Sei in Zibello

natura

Le "spatole" danno spettacolo nella golena del Po - Foto

12 aprile 2021, 16:08

Chiudi
PrevNext
1 di 12

La giornata uggiosa di oggi non ha evitato, sulle rive del Grande fiume, un nuovo e suggestivo spettacolo della natura. Uno stormo composto da sette spatole, oggi pomeriggio, ha fatto “tappa” a Zibello. Non per gustare il “Re dei salumi” ma per una sosta nella golena del Po. Una rarità non sfuggita all’obiettivo di Paolo Panni che ha realizzato una sequenza di immagini che proponiamo ai nostri lettori.

Come indicato anche da Michele Mendi, delegato provinciale della Lipu, si tratta di spatole in abito riproduttivo. Alcune di loro, da qualche anno, anche se in modo sporadico, nidificano nella Bassa. Come si legge anche sul sito uccellidaproteggere.it “La storia della Spatola nel vecchio continente è, per usare una metafora, la storia di un grande pellegrinaggio. Per trovare nuovi siti idonei alla costruzione del nido. Per trovare, in altre parole, aree umide ancora sufficientemente ampie e ben conservate in linea con le proprie esigenze ecologiche. Acque basse ed estese, a profondità costante, sono fondamentali per la vita di questa specie, che evita invece accuratamente specchi d’acqua più profondi, eccessivamente mossi o – anche – eccessivamente stagnanti, così come paludi a vegetazione troppo fitta.

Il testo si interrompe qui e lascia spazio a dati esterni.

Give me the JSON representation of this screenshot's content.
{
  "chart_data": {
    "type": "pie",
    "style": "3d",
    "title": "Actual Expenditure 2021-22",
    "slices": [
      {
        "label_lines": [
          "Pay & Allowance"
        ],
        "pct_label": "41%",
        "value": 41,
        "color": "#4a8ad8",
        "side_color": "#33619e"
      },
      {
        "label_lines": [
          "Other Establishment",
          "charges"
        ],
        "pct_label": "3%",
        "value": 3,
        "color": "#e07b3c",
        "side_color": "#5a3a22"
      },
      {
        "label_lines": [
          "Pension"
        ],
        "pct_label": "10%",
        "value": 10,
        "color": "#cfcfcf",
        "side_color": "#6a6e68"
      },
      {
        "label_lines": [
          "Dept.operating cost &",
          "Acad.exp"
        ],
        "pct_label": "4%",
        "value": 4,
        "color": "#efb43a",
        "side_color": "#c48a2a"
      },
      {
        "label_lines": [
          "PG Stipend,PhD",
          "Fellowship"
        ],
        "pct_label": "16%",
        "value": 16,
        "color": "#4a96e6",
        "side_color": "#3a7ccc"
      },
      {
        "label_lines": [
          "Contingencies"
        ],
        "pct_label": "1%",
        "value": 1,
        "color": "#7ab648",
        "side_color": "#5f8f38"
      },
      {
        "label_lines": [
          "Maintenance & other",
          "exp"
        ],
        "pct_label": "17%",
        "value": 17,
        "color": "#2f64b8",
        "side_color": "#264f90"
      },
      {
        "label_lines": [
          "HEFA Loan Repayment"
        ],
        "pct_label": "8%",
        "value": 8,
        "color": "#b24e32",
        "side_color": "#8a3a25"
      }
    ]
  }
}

Qualcosa di simile al proprio ambiente ideale è stato trovato nelle Valli di Comacchio, dove la specie ha iniziato a nidificare nel 1989. Emilia-Romagna, Piemonte, Lombardia – si legge ancora sul sito - questo l’areale di presenza attuale, che coincide nella pratica con l’intero basso corso del Po, fiumi continui e aree umide limitrofe. Ma sono altre le aree d’Europa che insieme alle Valli di Comacchio – e molto di più di esse in termini assoluti – hanno contribuito alla ripresa della specie negli ultimi anni del Novecento: per esempio l’Olanda, che ha visto la propria popolazione passare nel breve volgere di qualche anno da poche centinaia a ben 1.500 coppie, con conseguente espansione in Francia, Germania, Regno Unito e Danimarca. Molto importante anche la popolazione spagnola, mentre la specie resta più diffusa nelle regioni sud-orientali del vecchio continente. Altre sottospecie abitano poi l’Africa (in particolare la balsaci  in Mauritania e la archeri nelle isole a sud del Mar Rosso). Particolarmente evidente, tra le altre peculiarità della specie, è il becco, grazie al quale questo uccello si è guadagnato il nome con cui viene usualmente identificato in italiano: una specie di “sesto senso”, nella sua estremità larga e piatta, che consente alla specie di avvertire agevolmente il passaggio di una potenziale preda nell’acqua bassa”.